The nerves observed in videoendoscopic surgery are supraorbital and supratrochlear, which exit from their specific foramen. The correct release of the periosteum in the superior orbital rim and division of procerus muscle, depressor supercilii and corruga-tors, preserving sensitive nerves in the supraorbital area, is one the most critical steps in videoendoscopic surgery. Obviously, avoiding injury of the temporal branch of the facial nerve is also very important for a successful procedure.
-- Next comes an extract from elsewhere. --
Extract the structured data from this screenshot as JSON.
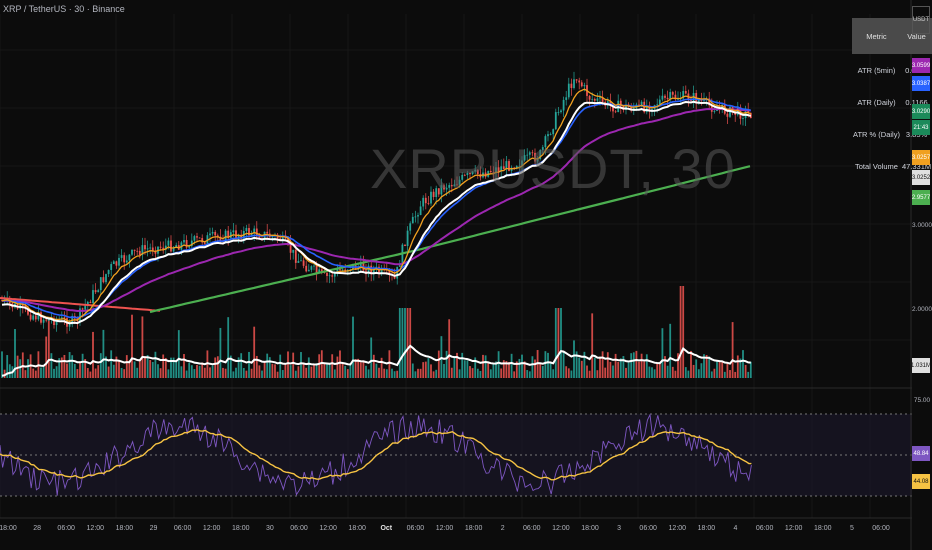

Finally, after all the dissection is completed, the flap can be easily mobilized. Fixation is then started with demarcation of three points of reference in the following order: (1) inferior and lateral malar area; (2) cen tral malar area; and (3) lateral cantal tendon. With the endoscope, a Casagrande needle is introduced in the points previously marked (Fig. 30.6). The introduction begins externally and then with the endoscope (to avoid nerve damage), reaching the temporal incision, where 3.0 colorless nylon is placed in position and finally the needle is pulled back to the entry orifice, grasping around 1 cm of the midface flap, going back to the temporal incision, where the suture line is withdrawn from the needle. The third point passes also in the periosteum superiorly, so to fixate the mio-cutaneous orbicular flap in a superior position. These three points are sutured in the deep temporal fascia at the level of the temporal incision. Fixation of the forehead is performed with cortical tunnels in the paramedial incisions, fixating the periosteum to the cortical tunnel (2.0 nylon), with the goal to elevate the forehead, mainly in the lateral portion of the brows (Fig. 30.7).
The last step is scalp sutures without skin resection and no tension. Tape over the area dissected is kept for 1 week to decrease the possibility of hematomas and seroma.
There are good outcomes in a long-term period, with maintenance of brow elevation, reduction of glabellar creases, lateral rotation of periorbital elements and midface elevation (Figs. 30.8-30.10). Swelling is effaced in 30-60 days, persisting rarely for more than
3 months. Relapse and asymmetry may occur, and sometimes surgical revision is necessary. Dysesthesia and paresis may occur owing to nervous compression by the endoscope or surgical manipulation, or even through cauterization. Therefore, only the sentinel vein should be cauterized; further bleeding should be controlled by external compression and cold saline only. If there is a permanent nerve injury, the nerve on the opposite side should be divided as well to achieve balance. Skin burn may happen if cauterization is extensive, so it should be avoided. Hematoma is rarely described. Alopecia may appear owing to overly manipulated tissue or excessive suture tension. Prevention is always the best treatment.
Videoendoscopic surgery of the forehead and midface is less invasive, with short discrete incisions, where treatment is performed under direct vision with the endoscope. It is indicated at any age, as a single procedure or associated with rhytidectomy, blepharoplasty, chemical peeling, laser and facial fillers. The learning curve may be long, as appropriate training with specific surgical instruments is needed. Anatomy study is absolutely mandatory and workshops on the technique as well as observation of experienced peers is very important.